Cela a déjà dû vous arriver. Vous êtes rentré(e) pour la première fois dans le ( nouvel ) appartement de votre (nouveau/lle) ami(e) [rayez la mention inutile ], et votre cher et tendre vous fais orgueilleusement faire le tour de sa propriété.

Et là, sous vos yeux, il s’étale de tout son orgueil. En un instant, vous comprenez que vous avez perdu le combat. Je ne parle pas du chien (ou du chat) puants et inutiles qui hantent les appartements de célibataires, mais bien de cette saloperie de lit une place dans lequel vous allez devoir passer vos nuits pour une durée plus ou moins (in)déterminée.

Face à ce type de problèmes, il y a deux modes de réactions. Certaines personnes se disent « oh c’est pas grave, comme ça on sera plus proches » et d’autres, dont je fais parti, savent déjà qu’elles vont vivre un enfer nocturne.

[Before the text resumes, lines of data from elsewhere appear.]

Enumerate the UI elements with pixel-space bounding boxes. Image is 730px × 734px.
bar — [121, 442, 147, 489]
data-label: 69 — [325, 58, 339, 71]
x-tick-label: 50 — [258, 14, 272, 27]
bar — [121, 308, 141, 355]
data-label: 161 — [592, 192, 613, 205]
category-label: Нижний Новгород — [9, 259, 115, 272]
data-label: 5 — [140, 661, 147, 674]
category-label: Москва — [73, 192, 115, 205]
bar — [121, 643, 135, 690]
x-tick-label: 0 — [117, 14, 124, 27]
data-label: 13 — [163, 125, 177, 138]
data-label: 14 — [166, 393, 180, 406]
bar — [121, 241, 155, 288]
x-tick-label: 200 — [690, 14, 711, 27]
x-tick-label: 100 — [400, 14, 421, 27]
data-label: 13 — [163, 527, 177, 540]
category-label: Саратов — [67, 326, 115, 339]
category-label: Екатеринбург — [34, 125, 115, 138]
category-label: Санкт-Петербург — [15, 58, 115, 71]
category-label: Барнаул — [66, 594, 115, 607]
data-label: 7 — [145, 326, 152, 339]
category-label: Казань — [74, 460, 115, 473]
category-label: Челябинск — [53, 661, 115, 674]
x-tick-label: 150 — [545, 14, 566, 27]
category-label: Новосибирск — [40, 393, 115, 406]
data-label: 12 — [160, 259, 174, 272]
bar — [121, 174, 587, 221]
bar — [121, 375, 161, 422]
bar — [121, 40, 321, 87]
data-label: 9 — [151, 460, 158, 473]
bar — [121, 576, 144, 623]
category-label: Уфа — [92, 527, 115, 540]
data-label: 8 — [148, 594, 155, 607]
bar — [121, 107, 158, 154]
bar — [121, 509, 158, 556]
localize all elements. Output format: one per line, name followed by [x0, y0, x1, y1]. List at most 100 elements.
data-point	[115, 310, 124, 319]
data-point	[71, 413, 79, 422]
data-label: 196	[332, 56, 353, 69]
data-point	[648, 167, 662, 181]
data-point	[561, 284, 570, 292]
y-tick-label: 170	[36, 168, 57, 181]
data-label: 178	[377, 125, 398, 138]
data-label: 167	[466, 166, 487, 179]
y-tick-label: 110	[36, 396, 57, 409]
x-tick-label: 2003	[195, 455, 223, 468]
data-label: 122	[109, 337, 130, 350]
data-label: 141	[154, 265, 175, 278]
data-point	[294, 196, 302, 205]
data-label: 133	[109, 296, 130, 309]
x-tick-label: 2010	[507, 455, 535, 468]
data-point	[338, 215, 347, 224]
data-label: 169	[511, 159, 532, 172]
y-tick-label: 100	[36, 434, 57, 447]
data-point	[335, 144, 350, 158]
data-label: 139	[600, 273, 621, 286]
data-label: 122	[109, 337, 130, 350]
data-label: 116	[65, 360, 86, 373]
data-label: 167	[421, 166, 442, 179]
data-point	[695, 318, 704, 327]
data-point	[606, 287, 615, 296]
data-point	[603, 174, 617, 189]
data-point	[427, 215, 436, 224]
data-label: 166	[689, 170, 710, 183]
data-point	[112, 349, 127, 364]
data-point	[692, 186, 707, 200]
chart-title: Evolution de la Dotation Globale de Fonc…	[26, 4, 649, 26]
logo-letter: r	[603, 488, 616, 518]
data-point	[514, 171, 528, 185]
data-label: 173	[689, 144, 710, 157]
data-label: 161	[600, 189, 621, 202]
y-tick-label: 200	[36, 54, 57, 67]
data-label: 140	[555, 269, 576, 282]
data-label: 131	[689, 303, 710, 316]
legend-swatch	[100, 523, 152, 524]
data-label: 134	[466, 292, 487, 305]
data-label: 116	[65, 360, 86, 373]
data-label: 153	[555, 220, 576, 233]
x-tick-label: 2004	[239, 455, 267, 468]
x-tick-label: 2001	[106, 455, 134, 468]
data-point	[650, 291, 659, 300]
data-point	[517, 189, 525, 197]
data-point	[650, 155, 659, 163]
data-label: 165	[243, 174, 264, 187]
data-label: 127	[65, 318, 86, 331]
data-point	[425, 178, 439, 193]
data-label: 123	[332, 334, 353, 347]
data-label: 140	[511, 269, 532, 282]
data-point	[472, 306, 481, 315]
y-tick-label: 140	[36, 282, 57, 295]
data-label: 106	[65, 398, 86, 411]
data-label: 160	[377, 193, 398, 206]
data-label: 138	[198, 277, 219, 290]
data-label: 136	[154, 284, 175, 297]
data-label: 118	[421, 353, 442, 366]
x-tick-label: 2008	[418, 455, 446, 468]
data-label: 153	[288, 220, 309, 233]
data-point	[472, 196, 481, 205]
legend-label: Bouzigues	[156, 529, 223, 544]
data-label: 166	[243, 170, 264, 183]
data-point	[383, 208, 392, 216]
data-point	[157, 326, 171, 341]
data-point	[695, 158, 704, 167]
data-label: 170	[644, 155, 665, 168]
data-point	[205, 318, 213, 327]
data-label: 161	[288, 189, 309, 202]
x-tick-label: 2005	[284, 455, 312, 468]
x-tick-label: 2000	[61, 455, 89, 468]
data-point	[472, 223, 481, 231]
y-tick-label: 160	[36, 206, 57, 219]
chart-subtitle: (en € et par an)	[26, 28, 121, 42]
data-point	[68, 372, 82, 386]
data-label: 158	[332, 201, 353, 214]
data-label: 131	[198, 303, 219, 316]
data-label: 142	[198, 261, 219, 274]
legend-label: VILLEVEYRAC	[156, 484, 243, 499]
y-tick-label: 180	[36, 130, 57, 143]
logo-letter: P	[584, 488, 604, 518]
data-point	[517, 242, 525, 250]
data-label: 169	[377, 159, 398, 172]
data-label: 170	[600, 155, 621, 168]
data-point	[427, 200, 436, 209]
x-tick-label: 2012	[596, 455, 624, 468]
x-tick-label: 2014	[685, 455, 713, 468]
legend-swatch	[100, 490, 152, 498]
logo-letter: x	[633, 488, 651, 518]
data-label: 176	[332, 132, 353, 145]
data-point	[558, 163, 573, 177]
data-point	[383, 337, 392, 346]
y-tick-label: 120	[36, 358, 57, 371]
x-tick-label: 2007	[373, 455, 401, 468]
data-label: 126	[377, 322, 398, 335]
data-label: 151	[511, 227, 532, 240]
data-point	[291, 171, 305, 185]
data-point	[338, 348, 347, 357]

Les lits une place, de dimension 90×190 cm , sont construits de manière à ce que deux personnes de corpulence moyenne (50cm de tour de poitrine) ne puissent pas rentrer côte à côte, allongées sur le dos. Chaque personne a une position particulière pour s’endormir, mais il s’agit rarement de la même. Pour que chaque personne puisse s’endormir, il faut donc que leurs positions préférées soient géométriquement capables de rentrer dans un espace déterminé de 1,71 m2. Et pour que la nuit se déroule normalement, il est nécessaire de changer de position régulièrement afin que tous les muscles puissent se reposer.

La nuit se transforme alors en guerre de tranchée, où chaque cm2 d’espace gagné est une victoire onirique. La maîtrise de la couette est bien sûr l’élément décisif de l’issue de la bataille. Tout consiste alors à s’enrouler discrètement dans la couette pour que chaque changement de position permette de prendre un avantage sur son adversaire. Entre deux rêves, il faut dicter à son inconscient de profiter du sommeil profond de son adversaire pour gagner un peu d’espace vital.

Comme pour tout, ce sont les premières nuits les plus durs, après on s’habitue. Mais il n’y a rien de mieux que d’hisser le drapeau blanc chaque matin.